Et pourtant, c'était comme si ses dénégations n'étaient que futiles. Il ne savait de quelle manière s'exprimaient ses désirs charnels envers le corps masculin lorsqu'il était assoupi. Il lui arrivait souvent de se réveiller en sursaut, couvert de sueur, un rêve bien trop incorrect ancré dans son esprit.

Qu'avait-il fait ? Qu'avait-il murmuré dans son sommeil ?

Le brun haussa un sourcil, mais eut la grâce de ne pas relever le bref moment d'hésitation et de confusion de son ainé. Au lieu de cela, il se redressa jusqu'à se retrouver en position assise, toujours soumis au regard acéré de Léon.

-Tu sais, ce n'est pas toujours facile d'avoir un corps comme le mien ? déclara soudainement Gwaine.

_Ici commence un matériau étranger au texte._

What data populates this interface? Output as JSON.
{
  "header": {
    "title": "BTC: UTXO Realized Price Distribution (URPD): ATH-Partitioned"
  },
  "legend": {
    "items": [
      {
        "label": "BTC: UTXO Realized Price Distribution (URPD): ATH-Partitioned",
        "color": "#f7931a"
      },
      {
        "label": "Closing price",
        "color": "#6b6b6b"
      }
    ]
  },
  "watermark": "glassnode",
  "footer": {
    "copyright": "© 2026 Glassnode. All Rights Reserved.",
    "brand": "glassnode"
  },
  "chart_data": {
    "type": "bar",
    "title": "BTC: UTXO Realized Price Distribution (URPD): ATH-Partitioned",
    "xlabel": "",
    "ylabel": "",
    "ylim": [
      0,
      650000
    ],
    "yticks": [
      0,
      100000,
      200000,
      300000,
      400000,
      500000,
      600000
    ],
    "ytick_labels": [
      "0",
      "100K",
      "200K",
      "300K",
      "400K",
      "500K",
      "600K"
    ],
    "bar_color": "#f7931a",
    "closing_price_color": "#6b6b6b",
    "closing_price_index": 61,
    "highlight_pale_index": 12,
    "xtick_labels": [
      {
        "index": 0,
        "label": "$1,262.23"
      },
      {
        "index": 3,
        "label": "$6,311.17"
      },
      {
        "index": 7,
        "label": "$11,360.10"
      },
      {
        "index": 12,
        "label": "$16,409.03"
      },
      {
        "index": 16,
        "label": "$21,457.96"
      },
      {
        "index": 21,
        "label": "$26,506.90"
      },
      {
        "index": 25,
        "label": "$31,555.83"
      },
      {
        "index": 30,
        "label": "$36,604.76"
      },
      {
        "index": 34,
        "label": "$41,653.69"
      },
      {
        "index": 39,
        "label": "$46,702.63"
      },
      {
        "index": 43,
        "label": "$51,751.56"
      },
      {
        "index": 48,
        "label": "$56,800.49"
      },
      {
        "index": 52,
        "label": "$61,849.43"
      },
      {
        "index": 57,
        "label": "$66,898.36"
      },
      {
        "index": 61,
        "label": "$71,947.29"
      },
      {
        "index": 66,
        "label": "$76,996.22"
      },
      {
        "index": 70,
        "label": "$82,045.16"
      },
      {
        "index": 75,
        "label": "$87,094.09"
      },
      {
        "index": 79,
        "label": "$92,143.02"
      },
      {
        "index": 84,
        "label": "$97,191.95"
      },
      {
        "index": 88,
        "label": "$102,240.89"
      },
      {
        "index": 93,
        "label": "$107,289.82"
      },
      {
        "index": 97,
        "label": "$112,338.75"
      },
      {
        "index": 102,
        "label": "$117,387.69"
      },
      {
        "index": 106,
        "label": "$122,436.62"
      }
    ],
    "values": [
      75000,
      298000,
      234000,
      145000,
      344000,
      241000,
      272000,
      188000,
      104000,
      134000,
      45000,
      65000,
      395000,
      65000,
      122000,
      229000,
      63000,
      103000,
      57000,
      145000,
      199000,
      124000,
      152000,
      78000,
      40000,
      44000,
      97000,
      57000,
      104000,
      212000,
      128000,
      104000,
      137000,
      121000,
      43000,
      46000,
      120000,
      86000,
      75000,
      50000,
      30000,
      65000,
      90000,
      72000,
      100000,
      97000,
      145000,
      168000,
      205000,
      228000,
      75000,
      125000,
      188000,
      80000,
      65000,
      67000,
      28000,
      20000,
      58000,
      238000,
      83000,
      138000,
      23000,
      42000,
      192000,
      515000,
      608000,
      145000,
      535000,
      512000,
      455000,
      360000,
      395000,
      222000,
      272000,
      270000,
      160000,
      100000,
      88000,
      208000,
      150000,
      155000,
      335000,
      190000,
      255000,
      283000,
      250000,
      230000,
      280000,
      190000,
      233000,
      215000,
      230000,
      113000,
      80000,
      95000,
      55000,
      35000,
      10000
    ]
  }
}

Léon le dévisagea avec incompréhension. Où voulait-il en venir ? Et en quoi cela avait-il un quelconque rapport avec leur conversation précédente ? Mais le brun ne lui laissa pas le temps de l'interroger davantage.

-Je ne suis plus tranquille, continua-t-il. Elles me poursuivent partout !

Léon se sentait désormais complètement perdu. Il ignorait où et comment cette conversation avait pu dériver. Mais le regard suppliant de son interlocuteur l'interloqua davantage.

-De qui parles-tu Gwaine ? murmura-t-il.

-Des femmes ! Elles sont là ! Elles sont partout !

-Combien de chopes d'hydromel as-tu bues ce soir ? soupira Léon en se frottant le front.

Cela commençait malheureusement à ressembler aux habituelles farces qu'orchestrait régulièrement son ami. Il avait depuis très longtemps abandonné l'espoir de parvenir un jour à dissimuler le vrai du faux lorsque le brun se lançait dans la narration colorée d'une de ses anciennes aventures. Et il soupçonnait fortement que son ami s'apprêtait désormais à lui en narrer une autre.

Mais Gwaine semblait ne pas vouloir lâcher le morceau.

-Je suis sérieux, Léon !

Le brun se leva brusquement, et Léon fronça les sourcils en notant qu'il ne présentait pas le déséquilibre caractéristique d'un homme ayant abusé d'un peu trop d'alcool.

-Elle était là, dans ma chambre ! Elle était dans mon lit ! Elle m'attendait ! Et je suis certain qu'elle y est toujours !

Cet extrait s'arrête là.